Ancora pochissimi posti disponibili per la Giornata di studi organizzata dalla nostra Società Italiana di Psicoanalisi e...
05/06/2026

Ancora pochissimi posti disponibili per la Giornata di studi organizzata dalla nostra Società Italiana di Psicoanalisi e Psicoterapia – Sándor Ferenczi, dal titolo:

L’INCONSCIO INTERPSICHICO E L’ABISSO DEL CONTROTRANSFERT

Ecco una breve presentazione dei temi trattati e della loro enorme importanza storica e clinica:

‘La giornata di studi mira a chiarire gli attori e i luoghi del processo terapeutico.
Organizzando il racconto della nascita della psicoanalisi come un’impresa
solipsistica, il paradigma della mente isolata ha occultato il fatto che i sogni e le
fantasie della paziente ci aiutano a comprendere i sogni e le fantasie del terapeuta e
viceversa.
In contrasto al modello solipsistico della analisi classica, i problemi, i luoghi e le fasi del processo terapeutico vengono illustrati attraverso una serie di momenti cruciali resi comprensibili dal dialogo tra gli inconsci e dal modello “ripeti e ripara”.
Quest’ultimo sarà reso esplicito solo più tardi, da Sándor Ferenczi, ma è operativo fin dall’inizio grazie alla creazione di uno spazio in cui s’incrociano le vite, i traumi e le difese dell’analista e della paziente.
È in questo spazio terzo, alimentato dal dialogo tra gli inconsci, che si iscrivono
anche i sogni di Freud confluiti ne L’interpretazione dei sogni, il libro attorno a cui si aggregheranno i suoi seguaci. Il sogno, allora, non è solo la via regia all’inconscio, ma anche il deposito dei problemi irrisolti e il volano della loro trasmissione intergenerazionale. Questo ci permette di riconoscere il luogo in cui Freud si blocca come il luogo della trasmissione inconscia del trauma. Ferenczi lo chiama l’“abisso
del controtransfert”. È immergendosi in questo abisso e risognando gli incubi di
Freud, che Ferenczi porta a termine un processo già interamente iscritto nella
fondazione, dando voce a ciò che era stato cancellato, e configurando la situazione analitica come il luogo in cui il trauma infantile viene evocato, vissuto e riparato.
Questo segna l’inizio dell’inconscio interpsichico su cui oggi si fonda il processo terapeutico del trauma.

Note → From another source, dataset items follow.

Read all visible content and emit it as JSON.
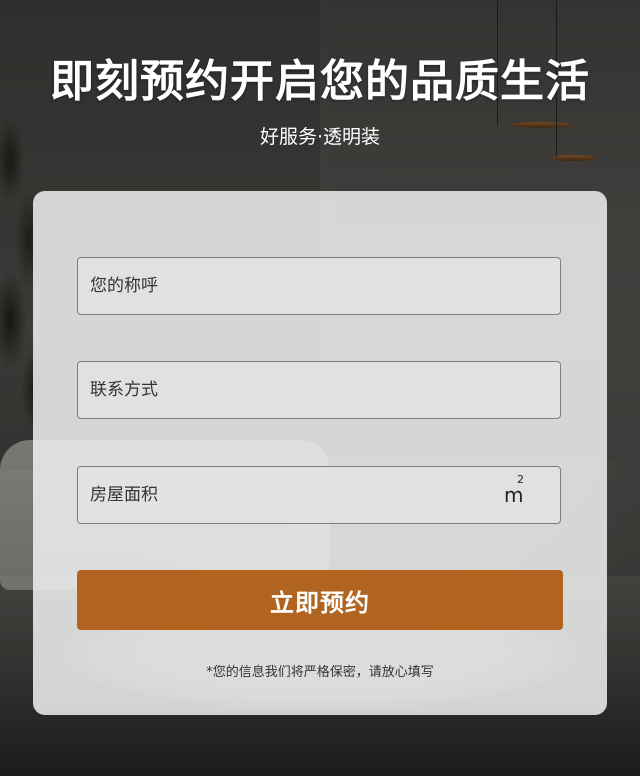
{
  "header": {
    "title": "即刻预约开启您的品质生活",
    "subtitle": "好服务·透明装"
  },
  "form": {
    "name_placeholder": "您的称呼",
    "phone_placeholder": "联系方式",
    "area_placeholder": "房屋面积",
    "area_unit_base": "m",
    "area_unit_exp": "2",
    "submit_label": "立即预约",
    "privacy_note": "*您的信息我们将严格保密，请放心填写"
  },
  "colors": {
    "accent": "#b06420",
    "title_text": "#ffffff",
    "card_background": "#f0f0f0"
  }
}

Le tre lezioni si basano sul libro di Carlo Bonomi, Il trauma cancellato. Breve storia apocalittica della psicoanalisi, Arpa edizioni, 2026 (vincitore in Francia del Premio Nicolas Abraham & Maria Torok 2025).

Carlo Bonomi è analista con funzioni di training e supervisione della Società Italiana di Psicoanalisi Sándor Ferenczi, presidente dell’International Sándor Ferenczi Network (ISFN), condirettore di The Wise Baby/Il poppante saggio e Associate editor dell’International Forum of Psychoanalysis.